BEN FROST – Live at Rocca Brancaleone, Ravenna 29th June 2012
I recently made a promise to myself that I wouldn’t go to another concert to see a solo laptop artist.
Past experience has taught me that, however visceral/atmospheric/distinctive the recorded music is, the experience of watching someone staring at , and tweaking with, his/her computer for an hour or more is a visual spectacle I can happily live without.
The announcement of this concert by Ben Frost as part of the Ravenna Festival therefore presented a dilemma.
I am a big admirer of Frost’s albums Theory Of Machines and By The Throat but didn’t want to be disillusioned by a lacklustre ‘live’ show.
I decided to risk it because the billing promised that Frost was being backed by Shahzad Ismaily on percussion and Borgar Magnason on double bass. When there are ‘real’ instruments alongside a MacBook the dynamic changes. There is the sense that there is something more spontaneous going on than a mere playback of something prepared earlier.

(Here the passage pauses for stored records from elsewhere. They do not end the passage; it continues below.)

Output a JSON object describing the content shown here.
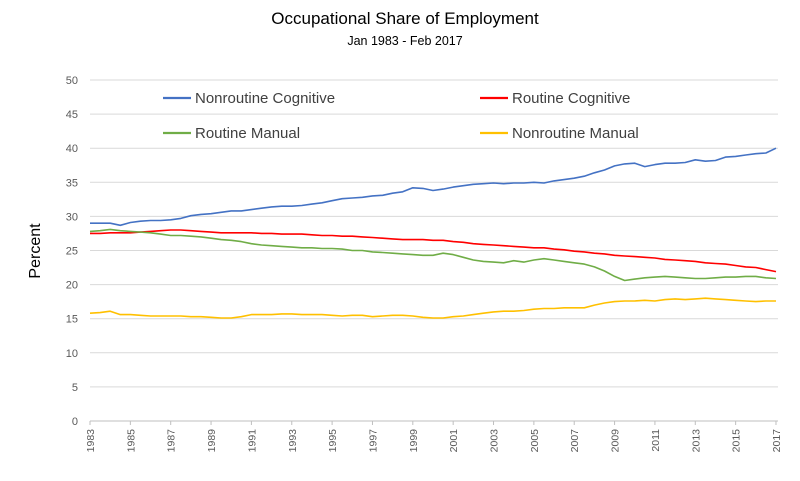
{
  "chart_data": {
    "type": "line",
    "title": "Occupational Share of Employment",
    "subtitle": "Jan 1983 - Feb 2017",
    "xlabel": "",
    "ylabel": "Percent",
    "xlim": [
      1983,
      2017.1
    ],
    "ylim": [
      0,
      50
    ],
    "yticks": [
      "0",
      "5",
      "10",
      "15",
      "20",
      "25",
      "30",
      "35",
      "40",
      "45",
      "50"
    ],
    "xticks": [
      "1983",
      "1985",
      "1987",
      "1989",
      "1991",
      "1993",
      "1995",
      "1997",
      "1999",
      "2001",
      "2003",
      "2005",
      "2007",
      "2009",
      "2011",
      "2013",
      "2015",
      "2017"
    ],
    "grid": true,
    "legend": "top-inside-two-columns",
    "series": [
      {
        "name": "Nonroutine Cognitive",
        "color": "#4472c4",
        "x": [
          1983,
          1983.5,
          1984,
          1984.5,
          1985,
          1985.5,
          1986,
          1986.5,
          1987,
          1987.5,
          1988,
          1988.5,
          1989,
          1989.5,
          1990,
          1990.5,
          1991,
          1991.5,
          1992,
          1992.5,
          1993,
          1993.5,
          1994,
          1994.5,
          1995,
          1995.5,
          1996,
          1996.5,
          1997,
          1997.5,
          1998,
          1998.5,
          1999,
          1999.5,
          2000,
          2000.5,
          2001,
          2001.5,
          2002,
          2002.5,
          2003,
          2003.5,
          2004,
          2004.5,
          2005,
          2005.5,
          2006,
          2006.5,
          2007,
          2007.5,
          2008,
          2008.5,
          2009,
          2009.5,
          2010,
          2010.5,
          2011,
          2011.5,
          2012,
          2012.5,
          2013,
          2013.5,
          2014,
          2014.5,
          2015,
          2015.5,
          2016,
          2016.5,
          2017
        ],
        "y": [
          29.0,
          29.0,
          29.0,
          28.7,
          29.1,
          29.3,
          29.4,
          29.4,
          29.5,
          29.7,
          30.1,
          30.3,
          30.4,
          30.6,
          30.8,
          30.8,
          31.0,
          31.2,
          31.4,
          31.5,
          31.5,
          31.6,
          31.8,
          32.0,
          32.3,
          32.6,
          32.7,
          32.8,
          33.0,
          33.1,
          33.4,
          33.6,
          34.2,
          34.1,
          33.8,
          34.0,
          34.3,
          34.5,
          34.7,
          34.8,
          34.9,
          34.8,
          34.9,
          34.9,
          35.0,
          34.9,
          35.2,
          35.4,
          35.6,
          35.9,
          36.4,
          36.8,
          37.4,
          37.7,
          37.8,
          37.3,
          37.6,
          37.8,
          37.8,
          37.9,
          38.3,
          38.1,
          38.2,
          38.7,
          38.8,
          39.0,
          39.2,
          39.3,
          40.0
        ]
      },
      {
        "name": "Routine Cognitive",
        "color": "#ff0000",
        "x": [
          1983,
          1983.5,
          1984,
          1984.5,
          1985,
          1985.5,
          1986,
          1986.5,
          1987,
          1987.5,
          1988,
          1988.5,
          1989,
          1989.5,
          1990,
          1990.5,
          1991,
          1991.5,
          1992,
          1992.5,
          1993,
          1993.5,
          1994,
          1994.5,
          1995,
          1995.5,
          1996,
          1996.5,
          1997,
          1997.5,
          1998,
          1998.5,
          1999,
          1999.5,
          2000,
          2000.5,
          2001,
          2001.5,
          2002,
          2002.5,
          2003,
          2003.5,
          2004,
          2004.5,
          2005,
          2005.5,
          2006,
          2006.5,
          2007,
          2007.5,
          2008,
          2008.5,
          2009,
          2009.5,
          2010,
          2010.5,
          2011,
          2011.5,
          2012,
          2012.5,
          2013,
          2013.5,
          2014,
          2014.5,
          2015,
          2015.5,
          2016,
          2016.5,
          2017
        ],
        "y": [
          27.5,
          27.5,
          27.6,
          27.6,
          27.6,
          27.7,
          27.8,
          27.9,
          28.0,
          28.0,
          27.9,
          27.8,
          27.7,
          27.6,
          27.6,
          27.6,
          27.6,
          27.5,
          27.5,
          27.4,
          27.4,
          27.4,
          27.3,
          27.2,
          27.2,
          27.1,
          27.1,
          27.0,
          26.9,
          26.8,
          26.7,
          26.6,
          26.6,
          26.6,
          26.5,
          26.5,
          26.3,
          26.2,
          26.0,
          25.9,
          25.8,
          25.7,
          25.6,
          25.5,
          25.4,
          25.4,
          25.2,
          25.1,
          24.9,
          24.8,
          24.6,
          24.5,
          24.3,
          24.2,
          24.1,
          24.0,
          23.9,
          23.7,
          23.6,
          23.5,
          23.4,
          23.2,
          23.1,
          23.0,
          22.8,
          22.6,
          22.5,
          22.2,
          21.9
        ]
      },
      {
        "name": "Routine Manual",
        "color": "#70ad47",
        "x": [
          1983,
          1983.5,
          1984,
          1984.5,
          1985,
          1985.5,
          1986,
          1986.5,
          1987,
          1987.5,
          1988,
          1988.5,
          1989,
          1989.5,
          1990,
          1990.5,
          1991,
          1991.5,
          1992,
          1992.5,
          1993,
          1993.5,
          1994,
          1994.5,
          1995,
          1995.5,
          1996,
          1996.5,
          1997,
          1997.5,
          1998,
          1998.5,
          1999,
          1999.5,
          2000,
          2000.5,
          2001,
          2001.5,
          2002,
          2002.5,
          2003,
          2003.5,
          2004,
          2004.5,
          2005,
          2005.5,
          2006,
          2006.5,
          2007,
          2007.5,
          2008,
          2008.5,
          2009,
          2009.5,
          2010,
          2010.5,
          2011,
          2011.5,
          2012,
          2012.5,
          2013,
          2013.5,
          2014,
          2014.5,
          2015,
          2015.5,
          2016,
          2016.5,
          2017
        ],
        "y": [
          27.8,
          27.9,
          28.1,
          27.9,
          27.8,
          27.7,
          27.6,
          27.4,
          27.2,
          27.2,
          27.1,
          27.0,
          26.8,
          26.6,
          26.5,
          26.3,
          26.0,
          25.8,
          25.7,
          25.6,
          25.5,
          25.4,
          25.4,
          25.3,
          25.3,
          25.2,
          25.0,
          25.0,
          24.8,
          24.7,
          24.6,
          24.5,
          24.4,
          24.3,
          24.3,
          24.6,
          24.4,
          24.0,
          23.6,
          23.4,
          23.3,
          23.2,
          23.5,
          23.3,
          23.6,
          23.8,
          23.6,
          23.4,
          23.2,
          23.0,
          22.6,
          22.0,
          21.2,
          20.6,
          20.8,
          21.0,
          21.1,
          21.2,
          21.1,
          21.0,
          20.9,
          20.9,
          21.0,
          21.1,
          21.1,
          21.2,
          21.2,
          21.0,
          20.9
        ]
      },
      {
        "name": "Nonroutine Manual",
        "color": "#ffc000",
        "x": [
          1983,
          1983.5,
          1984,
          1984.5,
          1985,
          1985.5,
          1986,
          1986.5,
          1987,
          1987.5,
          1988,
          1988.5,
          1989,
          1989.5,
          1990,
          1990.5,
          1991,
          1991.5,
          1992,
          1992.5,
          1993,
          1993.5,
          1994,
          1994.5,
          1995,
          1995.5,
          1996,
          1996.5,
          1997,
          1997.5,
          1998,
          1998.5,
          1999,
          1999.5,
          2000,
          2000.5,
          2001,
          2001.5,
          2002,
          2002.5,
          2003,
          2003.5,
          2004,
          2004.5,
          2005,
          2005.5,
          2006,
          2006.5,
          2007,
          2007.5,
          2008,
          2008.5,
          2009,
          2009.5,
          2010,
          2010.5,
          2011,
          2011.5,
          2012,
          2012.5,
          2013,
          2013.5,
          2014,
          2014.5,
          2015,
          2015.5,
          2016,
          2016.5,
          2017
        ],
        "y": [
          15.8,
          15.9,
          16.1,
          15.6,
          15.6,
          15.5,
          15.4,
          15.4,
          15.4,
          15.4,
          15.3,
          15.3,
          15.2,
          15.1,
          15.1,
          15.3,
          15.6,
          15.6,
          15.6,
          15.7,
          15.7,
          15.6,
          15.6,
          15.6,
          15.5,
          15.4,
          15.5,
          15.5,
          15.3,
          15.4,
          15.5,
          15.5,
          15.4,
          15.2,
          15.1,
          15.1,
          15.3,
          15.4,
          15.6,
          15.8,
          16.0,
          16.1,
          16.1,
          16.2,
          16.4,
          16.5,
          16.5,
          16.6,
          16.6,
          16.6,
          17.0,
          17.3,
          17.5,
          17.6,
          17.6,
          17.7,
          17.6,
          17.8,
          17.9,
          17.8,
          17.9,
          18.0,
          17.9,
          17.8,
          17.7,
          17.6,
          17.5,
          17.6,
          17.6
        ]
      }
    ]
  }
}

The venue for the show was also a big selling point – outdoors in the remains of the city’s fortress (Rocca) was a cool place to be at the end of a sweltering day in which temperatures had soared above 30 degrees celcius.
The Frost trio played for a little over an hour creating an intense uninterrupted piece that shifted between pure noise and glitchy electronics with hints of piano melodies to soften the mood. The occasional bursts of dry ice combined with the muted lighting to give a vaguely satanic aspect to proceedings.
It was all a bit much for the numerous well-heeled festival goers who made an early exit. They were presumably expecting restful ambient textures instead of the heavier sounds inspired by industrial punk and Krautrock.
Frost specialises in creating some fairly creepy soundscapes so the growls and howls Magnason elicited from his double bass and the heavy bumps in the night from Ismaily’s synthesised drum kit helped create the kind of music that would fit well with nightmarish images from sci-fi or horror movies.
All in all, good enough to restore my faith in live electronica.